1 Чеботаревская Александра Николаевна (1869 — 1925) — переводчица, близкий друг В. И. Иванова, жена поэта Ф. Сологуба.
2 Речь идет об Анне Николаевне Ивановой (1877 — 1939), племяннице отца М. В. Сабашниковой.
3 Боба — Владимир Казимирович Герцык (1885 — 1976), сводный брат А. К. Герцык.








8


В. С. ГРИНЕВИЧ





10 ноября <1907. Москва>.


10-го утром. Женя вернулась в 3-ем часу, я уж спала. Она застала Вяч. оч<ень> утомленным, Ан<ны> Руд<ольфовны> уже не было. Он много рассказывал о свидании с Брюсовым и эти 2 дня будет всецело погружен в работу, кот<орую> тот ему дал: перевод драмы “Franceska da Rimini” d’Аннунцио для театра Коммиссаржевской1. Перевод должен быть готов ко вторнику, Брюсов один не знал как справиться и стал просить Вяч. взять на себя половину. С каждого представления он будет получать по 25 руб. и за перевод — 30 коп. за строчку. Таким образом в 2 дня он много заработает, но надо сидеть неотрывно. С “Руно” все еще не решено, хотя Рябуш<инский> на все согласен и обещает доставлять ему ежемесячно весь материал, чтоб за ним было последнее слово. Потом Вяч. увел Женю в другую комнату и спросил ее, что она думает об его отношениях к Ан<не> Руд<ольфовне>? боится ли за него? упрекнул ее в равнодушии к нему, что она могла бы видеть его гибель и не сделала бы шагу, чтоб спасти его. Потом дал ей понять, что его духовная связь с А. Р. не долго продлится, что он уже предчувствует время, когда оставит ее и пойдет один, но что она страшно много дает ему это время, открывает ему “бездны”, в кот<орые> он не мог бы проникнуть один, и его мучает, что он так требователен, жесток и груб с ней... Верно, сказал что-ниб<удь> ласковое и Жене, т. к. она воспряла духом, но все укоряет себя, что не сумела ему ответить и сказать то, что нужно.

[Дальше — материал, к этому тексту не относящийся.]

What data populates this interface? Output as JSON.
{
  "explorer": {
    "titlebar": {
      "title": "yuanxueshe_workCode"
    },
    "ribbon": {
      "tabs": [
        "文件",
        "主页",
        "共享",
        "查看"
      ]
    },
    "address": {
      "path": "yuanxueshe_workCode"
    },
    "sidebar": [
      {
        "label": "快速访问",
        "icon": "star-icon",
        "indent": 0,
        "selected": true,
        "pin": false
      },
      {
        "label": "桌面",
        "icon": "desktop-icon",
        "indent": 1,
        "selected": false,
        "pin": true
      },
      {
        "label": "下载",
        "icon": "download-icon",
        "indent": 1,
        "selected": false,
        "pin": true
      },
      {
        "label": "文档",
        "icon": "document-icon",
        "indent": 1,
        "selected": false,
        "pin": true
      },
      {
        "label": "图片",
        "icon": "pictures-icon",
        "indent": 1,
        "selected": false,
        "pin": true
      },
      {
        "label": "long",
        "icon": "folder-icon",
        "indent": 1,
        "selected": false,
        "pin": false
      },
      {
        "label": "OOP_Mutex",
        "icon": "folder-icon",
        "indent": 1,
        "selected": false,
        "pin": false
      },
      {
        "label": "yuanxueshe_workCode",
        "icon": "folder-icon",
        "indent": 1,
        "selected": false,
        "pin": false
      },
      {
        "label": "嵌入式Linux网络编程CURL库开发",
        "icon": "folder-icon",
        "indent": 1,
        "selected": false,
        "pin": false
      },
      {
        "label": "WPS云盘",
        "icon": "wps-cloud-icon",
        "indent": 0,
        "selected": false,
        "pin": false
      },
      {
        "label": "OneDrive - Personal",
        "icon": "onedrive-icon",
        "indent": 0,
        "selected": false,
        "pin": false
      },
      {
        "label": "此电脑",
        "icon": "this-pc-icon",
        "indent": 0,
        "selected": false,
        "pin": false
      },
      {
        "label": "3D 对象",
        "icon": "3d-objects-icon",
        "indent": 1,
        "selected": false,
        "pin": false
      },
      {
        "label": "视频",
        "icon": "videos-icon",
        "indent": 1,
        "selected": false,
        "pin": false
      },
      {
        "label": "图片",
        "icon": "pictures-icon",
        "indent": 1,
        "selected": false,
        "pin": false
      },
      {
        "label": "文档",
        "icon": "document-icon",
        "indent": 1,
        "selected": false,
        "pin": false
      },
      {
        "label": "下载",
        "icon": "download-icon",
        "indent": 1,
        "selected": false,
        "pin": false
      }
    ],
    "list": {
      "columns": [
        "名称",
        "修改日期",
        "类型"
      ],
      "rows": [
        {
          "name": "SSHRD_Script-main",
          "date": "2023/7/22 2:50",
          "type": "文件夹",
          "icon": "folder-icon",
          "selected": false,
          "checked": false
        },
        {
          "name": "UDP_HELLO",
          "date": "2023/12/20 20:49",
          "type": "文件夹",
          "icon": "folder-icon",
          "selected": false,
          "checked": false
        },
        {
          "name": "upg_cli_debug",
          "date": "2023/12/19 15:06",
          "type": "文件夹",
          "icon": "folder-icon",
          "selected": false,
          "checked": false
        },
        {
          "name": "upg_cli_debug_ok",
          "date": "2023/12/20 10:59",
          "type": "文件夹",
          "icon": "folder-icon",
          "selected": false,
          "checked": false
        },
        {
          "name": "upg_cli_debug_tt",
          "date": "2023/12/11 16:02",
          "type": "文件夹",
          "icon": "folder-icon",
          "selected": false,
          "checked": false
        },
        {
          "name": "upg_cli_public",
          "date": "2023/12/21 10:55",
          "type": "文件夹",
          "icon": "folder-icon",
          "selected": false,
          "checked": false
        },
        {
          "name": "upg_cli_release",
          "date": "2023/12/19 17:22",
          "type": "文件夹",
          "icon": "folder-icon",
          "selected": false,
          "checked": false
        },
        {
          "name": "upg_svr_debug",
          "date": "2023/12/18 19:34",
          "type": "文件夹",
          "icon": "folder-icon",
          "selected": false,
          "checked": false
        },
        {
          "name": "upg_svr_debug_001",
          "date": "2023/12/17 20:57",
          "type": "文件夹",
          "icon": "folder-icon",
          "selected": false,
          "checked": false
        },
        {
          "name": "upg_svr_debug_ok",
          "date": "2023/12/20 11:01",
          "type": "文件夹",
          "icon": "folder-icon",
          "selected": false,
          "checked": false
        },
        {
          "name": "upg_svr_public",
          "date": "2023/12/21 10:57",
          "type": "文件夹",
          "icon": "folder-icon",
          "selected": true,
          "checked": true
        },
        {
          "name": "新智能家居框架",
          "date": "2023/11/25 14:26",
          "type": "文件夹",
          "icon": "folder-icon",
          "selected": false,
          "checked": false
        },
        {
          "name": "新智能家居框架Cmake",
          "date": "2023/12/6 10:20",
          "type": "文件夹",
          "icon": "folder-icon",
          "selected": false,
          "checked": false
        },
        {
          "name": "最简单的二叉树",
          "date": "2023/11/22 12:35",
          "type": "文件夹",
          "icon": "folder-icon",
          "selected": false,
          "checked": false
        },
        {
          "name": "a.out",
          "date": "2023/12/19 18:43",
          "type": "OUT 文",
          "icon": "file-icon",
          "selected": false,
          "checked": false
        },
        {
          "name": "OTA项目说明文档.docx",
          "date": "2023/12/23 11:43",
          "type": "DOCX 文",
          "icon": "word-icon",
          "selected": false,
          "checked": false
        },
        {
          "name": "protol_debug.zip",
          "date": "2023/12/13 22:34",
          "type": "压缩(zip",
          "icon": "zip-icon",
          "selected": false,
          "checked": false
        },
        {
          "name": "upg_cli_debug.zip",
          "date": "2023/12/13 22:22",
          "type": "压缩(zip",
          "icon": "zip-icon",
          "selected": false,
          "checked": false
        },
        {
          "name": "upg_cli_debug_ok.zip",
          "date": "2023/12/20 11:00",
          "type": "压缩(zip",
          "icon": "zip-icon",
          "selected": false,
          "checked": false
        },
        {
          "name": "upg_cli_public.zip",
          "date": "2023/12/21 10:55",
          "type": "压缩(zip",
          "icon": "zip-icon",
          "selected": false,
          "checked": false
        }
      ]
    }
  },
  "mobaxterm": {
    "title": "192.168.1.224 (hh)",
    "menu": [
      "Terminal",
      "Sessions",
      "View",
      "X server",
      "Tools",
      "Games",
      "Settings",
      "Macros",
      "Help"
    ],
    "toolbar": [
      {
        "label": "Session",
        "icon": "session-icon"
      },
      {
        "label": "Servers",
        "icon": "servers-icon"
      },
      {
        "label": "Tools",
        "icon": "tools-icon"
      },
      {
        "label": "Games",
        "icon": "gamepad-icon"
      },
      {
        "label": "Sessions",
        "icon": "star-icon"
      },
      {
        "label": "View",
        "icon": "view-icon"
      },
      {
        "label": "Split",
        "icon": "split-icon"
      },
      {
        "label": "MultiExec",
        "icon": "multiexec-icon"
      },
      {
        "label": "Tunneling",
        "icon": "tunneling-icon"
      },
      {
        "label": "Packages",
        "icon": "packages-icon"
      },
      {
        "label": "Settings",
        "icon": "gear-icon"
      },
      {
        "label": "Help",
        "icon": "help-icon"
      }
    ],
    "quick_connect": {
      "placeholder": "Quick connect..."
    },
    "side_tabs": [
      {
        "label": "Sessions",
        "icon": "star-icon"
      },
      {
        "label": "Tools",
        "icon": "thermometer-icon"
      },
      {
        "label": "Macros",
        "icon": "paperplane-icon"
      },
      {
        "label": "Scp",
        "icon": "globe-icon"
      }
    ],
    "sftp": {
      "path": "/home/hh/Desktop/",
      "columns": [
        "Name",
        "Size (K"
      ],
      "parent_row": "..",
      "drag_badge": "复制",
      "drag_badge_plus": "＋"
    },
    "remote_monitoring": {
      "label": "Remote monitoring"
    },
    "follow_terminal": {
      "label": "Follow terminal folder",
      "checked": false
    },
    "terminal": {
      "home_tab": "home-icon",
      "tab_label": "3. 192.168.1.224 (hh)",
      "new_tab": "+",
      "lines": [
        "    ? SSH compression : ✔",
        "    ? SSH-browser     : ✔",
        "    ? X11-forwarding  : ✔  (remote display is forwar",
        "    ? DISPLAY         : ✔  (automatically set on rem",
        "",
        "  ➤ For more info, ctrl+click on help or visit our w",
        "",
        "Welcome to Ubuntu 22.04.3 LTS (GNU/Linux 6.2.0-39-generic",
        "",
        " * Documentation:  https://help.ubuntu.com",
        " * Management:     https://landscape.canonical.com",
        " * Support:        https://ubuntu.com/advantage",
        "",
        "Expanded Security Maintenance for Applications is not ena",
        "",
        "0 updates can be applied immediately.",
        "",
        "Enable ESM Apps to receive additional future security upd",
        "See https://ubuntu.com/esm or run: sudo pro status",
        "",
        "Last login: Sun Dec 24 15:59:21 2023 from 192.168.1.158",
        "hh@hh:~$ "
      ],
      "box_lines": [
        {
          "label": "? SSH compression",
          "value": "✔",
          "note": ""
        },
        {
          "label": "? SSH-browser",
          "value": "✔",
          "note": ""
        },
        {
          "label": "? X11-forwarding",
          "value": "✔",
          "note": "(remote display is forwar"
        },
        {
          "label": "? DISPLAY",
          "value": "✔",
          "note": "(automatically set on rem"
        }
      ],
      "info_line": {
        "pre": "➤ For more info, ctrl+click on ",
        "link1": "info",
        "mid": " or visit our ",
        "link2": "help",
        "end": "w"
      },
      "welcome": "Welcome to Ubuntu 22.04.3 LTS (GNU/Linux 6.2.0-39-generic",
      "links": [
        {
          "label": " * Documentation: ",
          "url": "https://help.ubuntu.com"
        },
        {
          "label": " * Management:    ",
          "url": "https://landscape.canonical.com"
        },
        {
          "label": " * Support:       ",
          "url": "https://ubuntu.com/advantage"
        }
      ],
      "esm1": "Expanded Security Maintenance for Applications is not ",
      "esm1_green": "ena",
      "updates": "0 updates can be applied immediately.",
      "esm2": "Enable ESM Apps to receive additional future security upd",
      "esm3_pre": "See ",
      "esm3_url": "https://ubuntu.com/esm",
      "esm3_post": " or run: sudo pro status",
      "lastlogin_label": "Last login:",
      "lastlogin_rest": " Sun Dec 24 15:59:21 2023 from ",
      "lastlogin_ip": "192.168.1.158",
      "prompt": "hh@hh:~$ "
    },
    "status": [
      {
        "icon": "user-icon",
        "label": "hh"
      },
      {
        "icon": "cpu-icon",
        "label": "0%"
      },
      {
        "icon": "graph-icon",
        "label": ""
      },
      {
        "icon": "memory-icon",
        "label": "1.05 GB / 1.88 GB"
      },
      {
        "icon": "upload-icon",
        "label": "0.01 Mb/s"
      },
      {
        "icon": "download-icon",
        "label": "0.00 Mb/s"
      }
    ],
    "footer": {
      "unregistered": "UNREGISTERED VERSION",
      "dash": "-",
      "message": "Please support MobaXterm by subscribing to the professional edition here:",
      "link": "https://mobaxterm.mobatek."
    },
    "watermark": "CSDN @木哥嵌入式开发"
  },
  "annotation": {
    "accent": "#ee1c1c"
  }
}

1 Трагедия Г. Д’Аннунцио “Франческа да Римини” была переведена совместно Брюсовым и В. И. Ивановым в конце 1907 — начале 1908 года, опубликована издательством “Пантеон” осенью 1908-го и поставлена московским Малым театром и петербургским театром В. Ф. Коммиссаржевской в сентябре 1908 года. Подробнее см. в переписке В. И. Иванова с В. Я. Брюсовым (“Литературное наследство”. Т. 85, стр. 507 — 512 (публикация С. С. Гречишкина, Н. В. Котрелева, А. В. Лаврова).








9


В. С. ГРИНЕВИЧ





22 ноября <1907. Москва>.


Вчера Женя не могла кончить, пот<ому> что приехал к обеду Макс с матерью и Violet1. Он накануне просил позволения привезти их, вероятно, они давно в Москве, но не решались без него быть у нас. После довольно томительного обеда Макс прочел нам последний акт своего перевода (первые 2 он читал в Судаке) — самый метафизический и отвлеченный, оч<ень> образно и “мудро”, и он сумел хорошо передать, но, конечно, эта последняя часть не всем будет доступна2. Потом я его увела к себе, и мы долго взволнованно говорили. Он сказал, что вчера, выйдя от нас, Вяч. на прощание стал задавать ему торопливые смущенные вопросы о Маргар<ите>, но он сразу оборвал его, сказав, что не нужно этого спрашивать, что он должен не знать, а доверять и ни о ком и ни о чем не беспокоиться. “Я понял сразу, что у него нет больше любви к ней, — сказал Макс, — и именно потому счел долгом спрашивать о ней, но он должен почувствовать, что я являюсь не напоминанием, не обязательством, что я несу ему свою безграничную, ни о чем не спрашивающую любовь и что между нами может быть только радость. И она будет!” Макс говорил о себе, о жизни, о Маргарит<е> так возвышенно-просветленно, так освободительно от житейских, затемняющих сознание чувств и боли, что правда на миг все сделалось “радостью”, и мы, взявшись за руки, смотрели др<уг> другу в глаза восторженные и полные веры. Потом это прошло, и опять началась жизнь...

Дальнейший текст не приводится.